Metal-organic framework-derived NiS@Cobalt-Molybdenum layered double hydroxides shell@core as cathode and CoFe2O4-nanoparticles@MXene shell@core as anode materials for ultra-high energy-density flexible asymmetric supercapacitor

Abstract

Modern electronics industries-based on portable and wearable devices, urgently needed the design and fabrication of high-performance flexible electrochemical supercapacitors. However, the low specific capacitance and deprived rate-capability of cathode and anode electrode materials are two prominent hurdles in obtaining the optimal electrochemical performance of flexible asymmetric supercapacitors (ASCs) devices.
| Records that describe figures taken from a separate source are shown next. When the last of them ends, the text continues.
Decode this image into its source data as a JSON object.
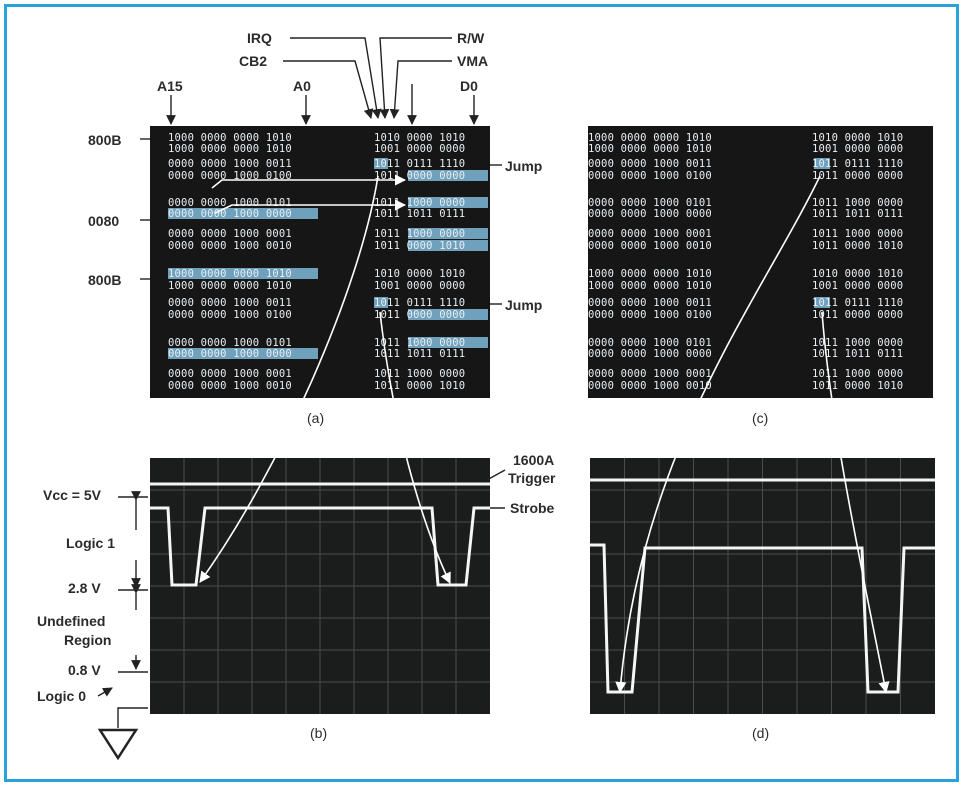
{
  "labels": {
    "irq": "IRQ",
    "rw": "R/W",
    "cb2": "CB2",
    "vma": "VMA",
    "a15": "A15",
    "a0": "A0",
    "d0": "D0",
    "addr_800b_1": "800B",
    "addr_0080": "0080",
    "addr_800b_2": "800B",
    "jump_1": "Jump",
    "jump_2": "Jump",
    "trigger_1600a": "1600A",
    "trigger": "Trigger",
    "strobe": "Strobe",
    "vcc": "Vcc = 5V",
    "logic1": "Logic 1",
    "v28": "2.8 V",
    "undefined1": "Undefined",
    "undefined2": "Region",
    "v08": "0.8 V",
    "logic0": "Logic 0"
  },
  "captions": {
    "a": "(a)",
    "b": "(b)",
    "c": "(c)",
    "d": "(d)"
  },
  "panel_a_rows": [
    [
      "1000 0000 0000 1010",
      "1010 0000 1010"
    ],
    [
      "1000 0000 0000 1010",
      "1001 0000 0000"
    ],
    [
      "0000 0000 1000 0011",
      "1011 0111 1110"
    ],
    [
      "0000 0000 1000 0100",
      "1011 0000 0000"
    ],
    [
      "0000 0000 1000 0101",
      "1011 1000 0000"
    ],
    [
      "0000 0000 1000 0000",
      "1011 1011 0111"
    ],
    [
      "0000 0000 1000 0001",
      "1011 1000 0000"
    ],
    [
      "0000 0000 1000 0010",
      "1011 0000 1010"
    ],
    [
      "1000 0000 0000 1010",
      "1010 0000 1010"
    ],
    [
      "1000 0000 0000 1010",
      "1001 0000 0000"
    ],
    [
      "0000 0000 1000 0011",
      "1011 0111 1110"
    ],
    [
      "0000 0000 1000 0100",
      "1011 0000 0000"
    ],
    [
      "0000 0000 1000 0101",
      "1011 1000 0000"
    ],
    [
      "0000 0000 1000 0000",
      "1011 1011 0111"
    ],
    [
      "0000 0000 1000 0001",
      "1011 1000 0000"
    ],
    [
      "0000 0000 1000 0010",
      "1011 0000 1010"
    ]
  ],
  "panel_c_rows": [
    [
      "1000 0000 0000 1010",
      "1010 0000 1010"
    ],
    [
      "1000 0000 0000 1010",
      "1001 0000 0000"
    ],
    [
      "0000 0000 1000 0011",
      "1011 0111 1110"
    ],
    [
      "0000 0000 1000 0100",
      "1011 0000 0000"
    ],
    [
      "0000 0000 1000 0101",
      "1011 1000 0000"
    ],
    [
      "0000 0000 1000 0000",
      "1011 1011 0111"
    ],
    [
      "0000 0000 1000 0001",
      "1011 1000 0000"
    ],
    [
      "0000 0000 1000 0010",
      "1011 0000 1010"
    ],
    [
      "1000 0000 0000 1010",
      "1010 0000 1010"
    ],
    [
      "1000 0000 0000 1010",
      "1001 0000 0000"
    ],
    [
      "0000 0000 1000 0011",
      "1011 0111 1110"
    ],
    [
      "0000 0000 1000 0100",
      "1011 0000 0000"
    ],
    [
      "0000 0000 1000 0101",
      "1011 1000 0000"
    ],
    [
      "0000 0000 1000 0000",
      "1011 1011 0111"
    ],
    [
      "0000 0000 1000 0001",
      "1011 1000 0000"
    ],
    [
      "0000 0000 1000 0010",
      "1011 0000 1010"
    ]
  ],
  "colors": {
    "border": "#2aa3dc",
    "highlight": "#7fb9d9",
    "screen": "#161616",
    "trace": "#e8eef2"
  }
}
Herein, for the first time, metal-organic framework-derived shell@core and MXene-supported shell@core strategies are reported to fabricate high-performance cathode and anode electrode materials, respectively for sustainable flexible asymmetric supercapacitor. The NiS@Co–Mo–LDHs shell@core as cathode and Co–Fe–O–nanoparticles@MXene as anode electrodes demonstrate high areal capacities of 1.43 and 0.949 mA h cm−2, respectively at a current density of 1 mA cm−2. Benefiting from the commendable individual electrochemical performances of the cathode and anode electrode materials, the as-assembled NiS@Co–Mo–LDHs//Co–Fe–O@MXene flexible all-solid-state asymmetric supercapacitor (FSS-ASC) device exhibits an excellent energy density of 90.2 W h Kg−1 with superior capacitance retention up-to 90.6 % after 10,000 cycles. Furthermore, after flexibility testing, the NiS@Co–Mo–LDHs//Co–Fe–O@MXene FSS-ASC device also retains excellent electrochemical properties. These electrochemical findings reveal that the NiS@Co–Mo–LDHs shell@core and Co–Fe–O@MXene shell@core electrode materials are the appropriate candidates for the development of high-performance flexible energy storage devices.